Image from 10.1093/sysbio/syw077

### Downsides

Image from Leclerq:online $$L(\theta) \approx \frac{1}{N} \sum_{i=1}^{N} \mathbb{1}\left(d\left(y_{o}^{(i)}, y^{\circ}\right) \leq \epsilon\right)$$

1. Rejects most samples when $$\epsilon$$ is small
2. Does not make assumptions about the shape of $$L(\theta)$$

3. Does not use all information available.

4. Aims at equal accuracy for all parameters

## BOLFI

Image from Leclerq:online

1. Does not reject samples; learns from them (i.e. builds a statistical model of the distances w.r.t. the parameters).
2. Models the distances, assuming the average distance is smooth.
3. Use Bayes’ theorem to update the proposal of new points.
4. Prioritize parameter regions with small distances.

## Regressing effective likelihood

• Data are tuples $$(\theta_i, d_i)$$, where $$d_i = d(\mathbf{y}_\theta^{(i)}, \mathbf{y}_o)$$
• Model conditional distribution $$d \mid \theta$$
• Approximate likelihood function for some choice of $$\epsilon$$:

• $$\hat{L}(\theta) \propto \hat{P}(d\leq \epsilon \mid \theta)$$
• Choice of $$\epsilon$$ is delayed until the end, after the learning of the model.
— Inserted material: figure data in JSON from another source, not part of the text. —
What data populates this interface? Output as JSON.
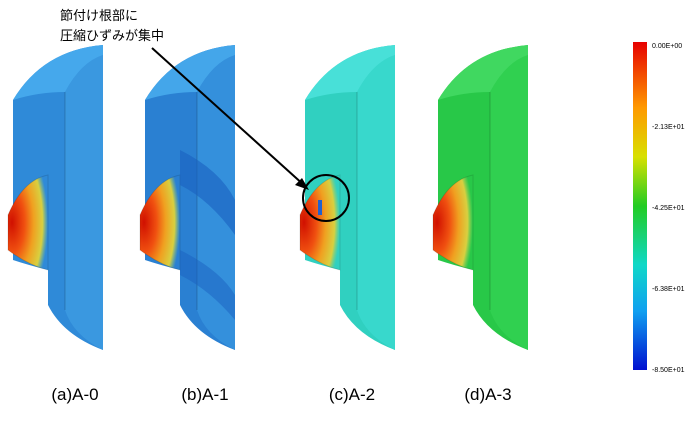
{
  "annotation": {
    "lines": [
      "節付け根部に",
      "圧縮ひずみが集中"
    ]
  },
  "panels": [
    {
      "caption": "(a)A-0"
    },
    {
      "caption": "(b)A-1"
    },
    {
      "caption": "(c)A-2"
    },
    {
      "caption": "(d)A-3"
    }
  ],
  "colorbar": {
    "labels": [
      "0.00E+00",
      "-2.13E+01",
      "-4.25E+01",
      "-6.38E+01",
      "-8.50E+01"
    ]
  }
}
### Regressing effective likelihood

• Fit a log Gaussian process (GP) to regress how the parameters affect the distances and use Bayesian optimization.
• Squared exponential covariance function
• Log transform because distances are non-negative
• Approach is not restricted to GPs

## Data acquisition

• Use Bayesian optimization to prioritize regions of $$\theta$$ where $$d$$ tends to be small.
• Sample $$\theta$$ from an adaptively constructed proposal distribution, e.g. the lower confidence bound acquisition function.
• $$\mathcal{A}_{t}(\theta)=\underbrace{\mu_{t}(\theta)}_{\text {post mean }}-\sqrt{\underbrace{\eta_{t}^{2}}_{\text {weight }} \underbrace{v_t(\theta)}_{\text {post var }}}$$, $$t$$: no. of samples acquired
• “We used the simple heuristic that $$\theta_{t+1}$$ is sampled from a Gaussian with diagonal covariance and mean equal to the minimizer of the acquisition function. The standard deviations were determined by finding the end-points of the interval where the acquisition function was within a certain (relative) tolerance.”
• Approach is not restricted to this acquisition function.
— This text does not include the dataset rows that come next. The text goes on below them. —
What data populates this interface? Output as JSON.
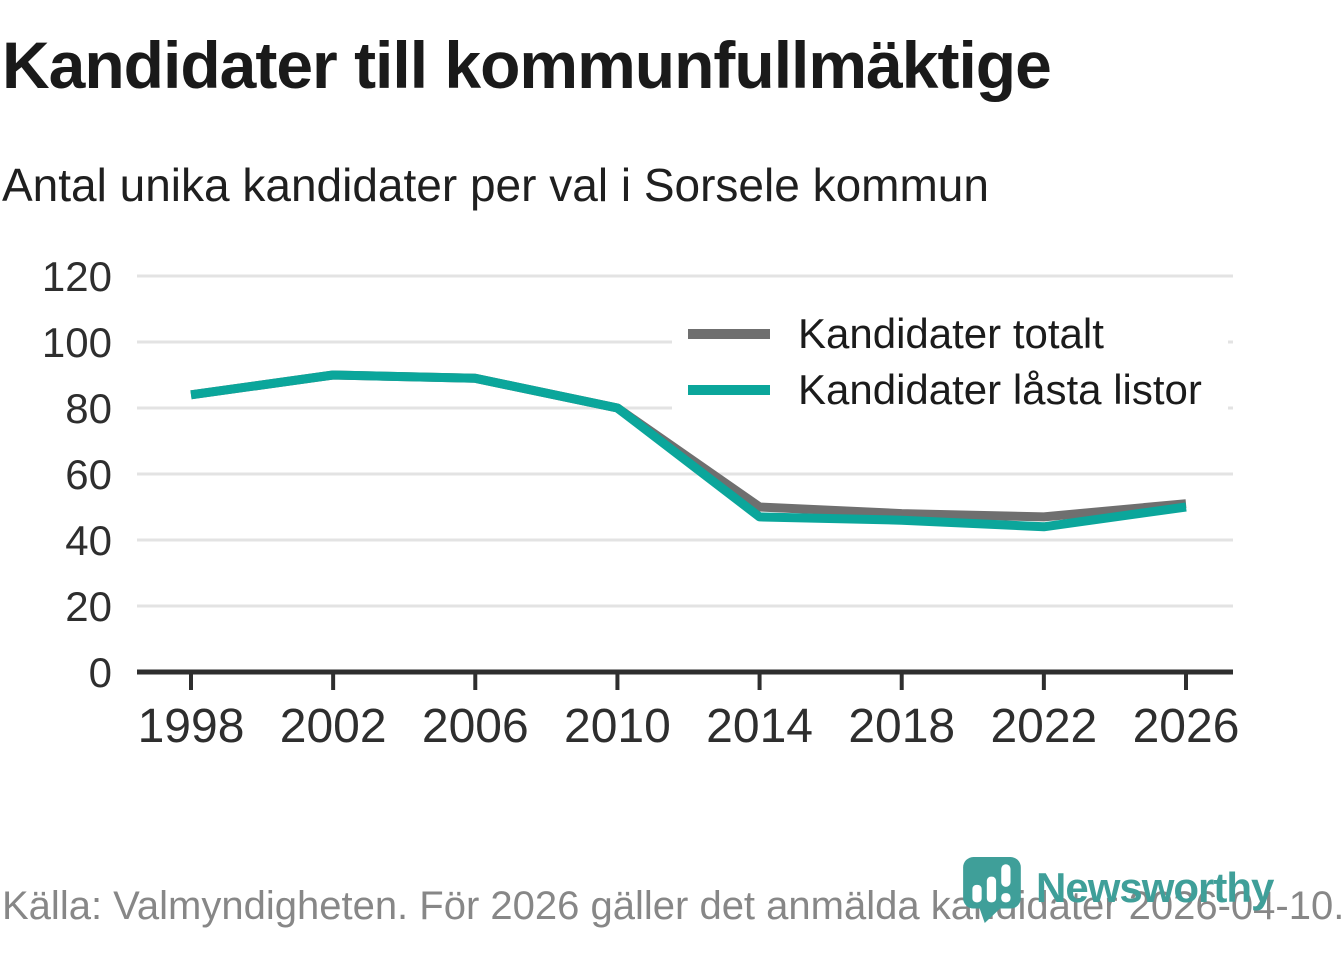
{
  "header": {
    "title": "Kandidater till kommunfullmäktige",
    "subtitle": "Antal unika kandidater per val i Sorsele kommun"
  },
  "footer": {
    "source_note": "Källa: Valmyndigheten. För 2026 gäller det anmälda kandidater 2026-04-10.",
    "brand": "Newsworthy"
  },
  "colors": {
    "series_total_gray": "#6f6f6f",
    "series_locked_teal": "#0ba69b",
    "gridline": "#e3e3e3",
    "axis": "#2e2e2e",
    "axis_text": "#2e2e2e",
    "footer_text": "#878787",
    "brand_teal": "#3f9f99",
    "background": "#ffffff"
  },
  "chart_data": {
    "type": "line",
    "title": "Kandidater till kommunfullmäktige",
    "subtitle": "Antal unika kandidater per val i Sorsele kommun",
    "categories": [
      "1998",
      "2002",
      "2006",
      "2010",
      "2014",
      "2018",
      "2022",
      "2026"
    ],
    "series": [
      {
        "name": "Kandidater totalt",
        "color": "#6f6f6f",
        "values": [
          84,
          90,
          89,
          80,
          50,
          48,
          47,
          51
        ]
      },
      {
        "name": "Kandidater låsta listor",
        "color": "#0ba69b",
        "values": [
          84,
          90,
          89,
          80,
          47,
          46,
          44,
          50
        ]
      }
    ],
    "xlabel": "",
    "ylabel": "",
    "ylim": [
      0,
      120
    ],
    "yticks": [
      0,
      20,
      40,
      60,
      80,
      100,
      120
    ],
    "grid": true,
    "legend_position": "top-right",
    "line_width": 9
  }
}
### Bayesian optimization in action

Image from Leclerq:online

### Close the loop

Image from 10.1093/sysbio/syw077

• Exploration: where the uncertainty is high
• Exploitation: where posterior mean is smallest
• Use Bayes’ theorem to update the model in light of new data
• As opposed to usual applications of Bayesian optimization, here the objective function is highly stochastic.

## Results

• Roughly equal results with 1000x fewer simulations
• Monte Carlo ABC: 4.5 days with 300 cores
• BOLFI: 90 minutes with seven cores
• Data of bacterial infections in child care centers.
• Data generating process is defined via a latent continuous-time Markov chain and an observation model.
• “Developed by Numminen et a.l (2013) to infer transmission dynamics of bacterial infections in day care centers.”

### Figure 12

• Inference more efficient, far more comprehensive data analysis.
• Enables inference for e.g. models of evolution where simulating a single data set takes 12-24 hours.
• Enables investigation of model identifiability, or the influence of distance measure on likelihood function.
• We get an explicit construction of an approximate likelihood function, whereas with conventional ABC only had an implicit likelihood function.

## Further research

• Distance measures
• Acquisition function
• Efficient high-dimensional inference
• Use this advantage from Bayesian optimization

## Conclusion

BOLFI combines …

1. Statistical modeling (GP regression) of the distance between observed and simulated data
2. Decision making under uncertainty (Bayesian optimization).

…to increase efficiency of inference by several orders of magnitude.